Dr. Garber’s project for the coming year will explore the properties of ALDH1 positive cells in the context of BRCA1 or BRCA2 heterozygosity. Her specific aims approach these issues using an array of techniques and both clinical and laboratory approaches to improve understanding of the significance of these cells.

Mid-year Progress Report:
Dr. Garber continues to work in hereditary breast cancer and triple negative disease. Her group's first neoadjuvant trial of platinum for women with triple negative breast cancer gave rise to a second trial that has completed accrual. Based on their exciting results, the researchers have begun the Phase I trial combining platinum and an exciting new agent, a PARP inhibitor, that has shown exciting early results in women with BRCA1 and BRCA2 mutations and advanced ovarian and breast cancers. Once the doses are established, they will submit for IRB review a multi-center trial that Dr. Garber developed and led comparing platinum to platinum plus the new PARP inhibitors, a class of drugs Her team is conducting this trial with a number of other BCRF investigators (Drs. Baselga, Carey, Tung, Livingston, and Domchek).

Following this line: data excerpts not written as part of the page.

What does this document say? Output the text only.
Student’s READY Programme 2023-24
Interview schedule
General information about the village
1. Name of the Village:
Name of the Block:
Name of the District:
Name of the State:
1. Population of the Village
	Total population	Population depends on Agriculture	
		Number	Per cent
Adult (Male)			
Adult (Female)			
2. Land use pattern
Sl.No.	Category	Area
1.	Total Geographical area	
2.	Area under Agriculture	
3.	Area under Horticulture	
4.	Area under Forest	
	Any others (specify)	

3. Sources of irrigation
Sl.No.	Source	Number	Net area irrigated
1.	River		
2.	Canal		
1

They also continue to study the breast tumors from women in the platinum trials to search for new targets for therapy, and new markers with which to predict response to current treatments. They have been studying familial lobular breast cancer, and have analyzed 141 specimens promised for analysis of the CDH1 gene, which has been linked to lobular breast cancers and hereditary gastric cancers. Their specimens again come from BCRF collaborators (Offit, Domchek, Brown, Ford, Olopade). Early results of the analysis suggest that CDH1 mutations only rarely underlie familial lobular breast cancer in the absence of diffuse gastric cancer. The researchers are in the midst of their collection and analysis of progesterone receptor in the normal breast tissue of women with BRCA1 mutations as a target for preventive therapies. They are also actively collecting fixed and frozen tissue samples from women undergoing prophylactic mastectomies for their BRCA1 or BRCA2-associated breast cancer risk for the researchers’ most recent study of ALDH1 stem cells as potential markers of breast cancer evolution in mutation carriers. Dr. Garber's laboratory collaborator, Dr. Silver, continues to investigate the role of BRCA1 in both DNA repair and differentiation.

Bio:
Dr. Garber is Director of the Cancer Risk and Prevention Program at the Gillette Center for Women's Cancers at Dana-Farber Cancer Institute. She is also an attending physician at Dana-Farber's Breast Evaluation Center, an associate physician at Brigham and Women’s Hospital and an associate professor of Medicine at the Harvard Medical School. Dr. Garber's research is focused on genetic susceptibility to breast, ovarian and other cancers, and the development of novel medical strategies to prevent cancer. She uses the tools of cancer epidemiology and biostatistics, genetics and molecular biology to identify women at high risk for breast cancer.

Dr. Garber has been at Dana-Farber Cancer Institute since 1988 when she joined the faculty after completing a fellowship in Medical Oncology at DFCI and fellowships in Cancer Epidemiology and Biostatistics at the National Cancer Institute and DFCI.

A graduate of the University of Virginia, Dr. Garber earned her medical degree and her master's degree in public health from Yale University School of Medicine and completed her internship and residency at Brigham and Women's Hospital and the Brockton-West Roxbury Veteran's Administration Medical Center.